Automated MLflow for model tuning

Completed

To choose the best model trained during hyperparameter tuning, you want to compare all models by evaluating their metrics. One common and simple approach to track model training in Azure Databricks is by using the open-source platform MLflow.

Use automated MLflow

As you train multiple models with hyperparameter tuning, you want to avoid the need to make explicit API calls to log all necessary information about the different models to MLflow. To make tracking hyperparameter tuning easier, the Databricks Runtime for Machine Learning also supports automated MLflow Tracking. When you use automated MLflow for model tuning, the hyperparameter values and evaluation metrics are automatically logged in MLflow and a hierarchy will be created for the different runs that represent the distinct models you train.

To use automated MLflow tracking, you have to do the following:

  • Use a Python notebook to host your code.
  • Attach the notebook to a cluster with Databricks Runtime or Databricks Runtime for Machine Learning.
  • Set up the hyperparameter tuning with CrossValidator or TrainValidationSplit.

MLflow will automatically create a main or parent run that contains the information for the method you chose: CrossValidator or TrainValidationSplit. MLflow will also create child runs that are nested under the main or parent run. Each child run will represent a trained model and you can see which hyperparameter values were used and the resulting evaluation metrics.

Run tuning code

When you want to run code that will train multiple models with different hyperparameter settings, you can go through the following steps:

  • List the available hyperparameters for a specific algorithm.
  • Set up the search space and sampling method.
  • Run the code with automated MLflow, using CrossValidator or TrainValidationSplit.

List the available hyperparameters

You can explore the hyperparameters of a specific machine learning algorithm by using the .explainParams() method on a model. For example, if we want to train a linear regression model lr, we can use the following command to view the available hyperparameters:

print(lr.explainParams())

The .explainParams() method will return a list of hyperparameters you can choose from, including the name of the hyperparameter, a description, and the default value. Three of the hyperparamaters available for the linear regression model are:

  • maxIter: max number of iterations (>= 0). (default: 100)
  • fitIntercept: whether to fit an intercept term. (default: True)
  • standardization: whether to standardize the training features before fitting the model. (default: True)

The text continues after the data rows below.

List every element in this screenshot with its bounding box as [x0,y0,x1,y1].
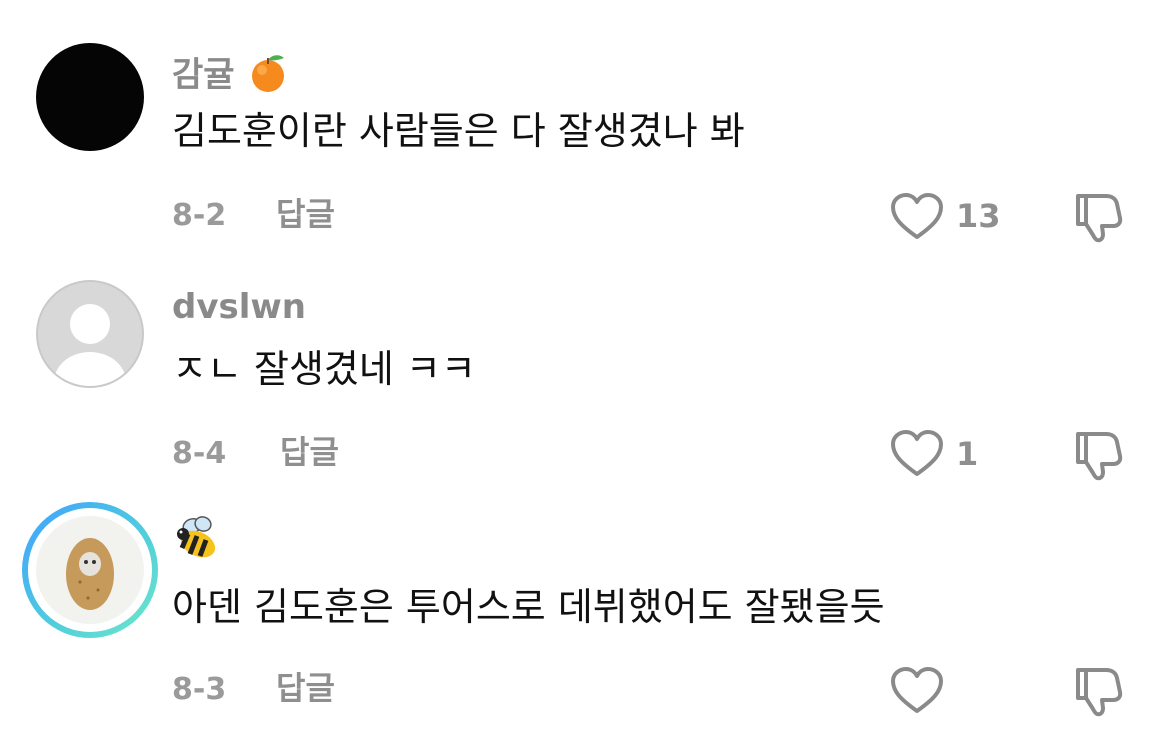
comment-username[interactable]: dvslwn [172,287,306,327]
username-text: 감귤 [172,55,235,95]
comment-item: 아덴 김도훈은 투어스로 데뷔했어도 잘됐을듯 8-3 답글 [0,490,1170,733]
comment-date: 8-4 [172,436,227,471]
comment-item: 감귤 김도훈이란 사람들은 다 잘생겼나 봐 8-2 답글 13 [0,0,1170,260]
reply-button[interactable]: 답글 [276,670,335,706]
potato-cat-icon [66,538,114,610]
reply-button[interactable]: 답글 [280,434,339,470]
comment-text: 아덴 김도훈은 투어스로 데뷔했어도 잘됐을듯 [172,585,885,629]
dislike-icon[interactable] [1072,664,1126,718]
avatar-photo [36,516,144,624]
avatar-ring-inner [28,508,152,632]
comment-username[interactable] [172,512,224,571]
avatar[interactable] [36,280,144,388]
comment-text: ㅈㄴ 잘생겼네 ㅋㅋ [172,347,476,391]
dislike-icon[interactable] [1072,428,1126,482]
tangerine-icon [246,50,290,103]
bee-icon [172,512,224,571]
avatar[interactable] [22,502,158,638]
dislike-icon[interactable] [1072,190,1126,244]
comment-text: 김도훈이란 사람들은 다 잘생겼나 봐 [172,109,745,153]
default-avatar-icon [54,304,126,386]
comment-username[interactable]: 감귤 [172,50,290,103]
comment-item: dvslwn ㅈㄴ 잘생겼네 ㅋㅋ 8-4 답글 1 [0,260,1170,490]
comment-date: 8-3 [172,672,227,707]
comment-date: 8-2 [172,198,227,233]
heart-icon[interactable] [890,430,944,478]
avatar[interactable] [36,43,144,151]
heart-icon[interactable] [890,193,944,241]
like-count: 13 [956,197,1001,235]
reply-button[interactable]: 답글 [276,196,335,232]
heart-icon[interactable] [890,667,944,715]
like-count: 1 [956,435,979,473]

Set up the search space and sampling method

After you select the hyperparameters, you can use ParamGridBuilder() to specify the search space. The search space is the range of values of the hyperparameters you want to try out. You can then specify how you want to choose values from that search space to train individual models with which is known as the sampling method. The most straight-forward sampling method is known as grid sampling. The grid sampling method tries all possible combinations of values for the hyperparameters listed.

By default, the individual models will be trained in serial. It is possible to train models with different hyperparamater values in parallel. You can find more information on setting up the parameter grid in the documentation here.

Note

Since grid search works through exhaustively building a model for each combination of hyperparameters, it quickly becomes a lot of different unique combinations. As each model training can consume a lot of compute power, be careful with the configuration you set up.

If we continue the example with the linear regression model lr, the following code shows how to set up a grid search to try out all possible combinations of parameters:

from pyspark.ml.tuning import ParamGridBuilder

paramGrid = (ParamGridBuilder()
  .addGrid(lr.maxIter, [1, 10, 100])
  .addGrid(lr.fitIntercept, [True, False])
  .addGrid(lr.standardization, [True, False])
  .build()
)

Run code and invoke automated MLflow

To test how the model performs and to generate evaluation metrics, you can use a test dataset. If you want to train multiple models on the same training dataset and the same test dataset, you can use the TrainValidationSplit method to run your code, build the models, and log them automatically with MLflow.

In case you want to take extra measures to prevent overfitting, you can use the CrossValidator method to train the models with different training datasets for each model and different test datasets to calculate the evaluation metrics.

To build the models for the linear regression model lr used in the examples above, you can create a RegressionEvaluator() to evaluate the grid search experiments, which will help decide which model is best. The settings for the hyperparameter tuning experiment can be set by using the CrossValidator() method as is done in the example below.

from pyspark.ml.evaluation import RegressionEvaluator
from pyspark.ml.tuning import CrossValidator

evaluator = RegressionEvaluator(
  labelCol = "medv", 
  predictionCol = "prediction"
)

cv = CrossValidator(
  estimator = pipeline,             # Estimator (individual model or pipeline)
  estimatorParamMaps = paramGrid,   # Grid of parameters to try (grid search)
  evaluator=evaluator,              # Evaluator
  numFolds = 3,                     # Set k to 3
  seed = 42                         # Seed to sure our results are the same if ran again
)

cvModel = cv.fit(trainDF)

Once all models have been trained, you can get the best model with the following code:

bestModel = cvModel.bestModel

Alternatively, you can look at all models you trained through the UI of MLflow. Just remember that there will be a parent run for the complete experiment and child runs for each individual model that has been trained.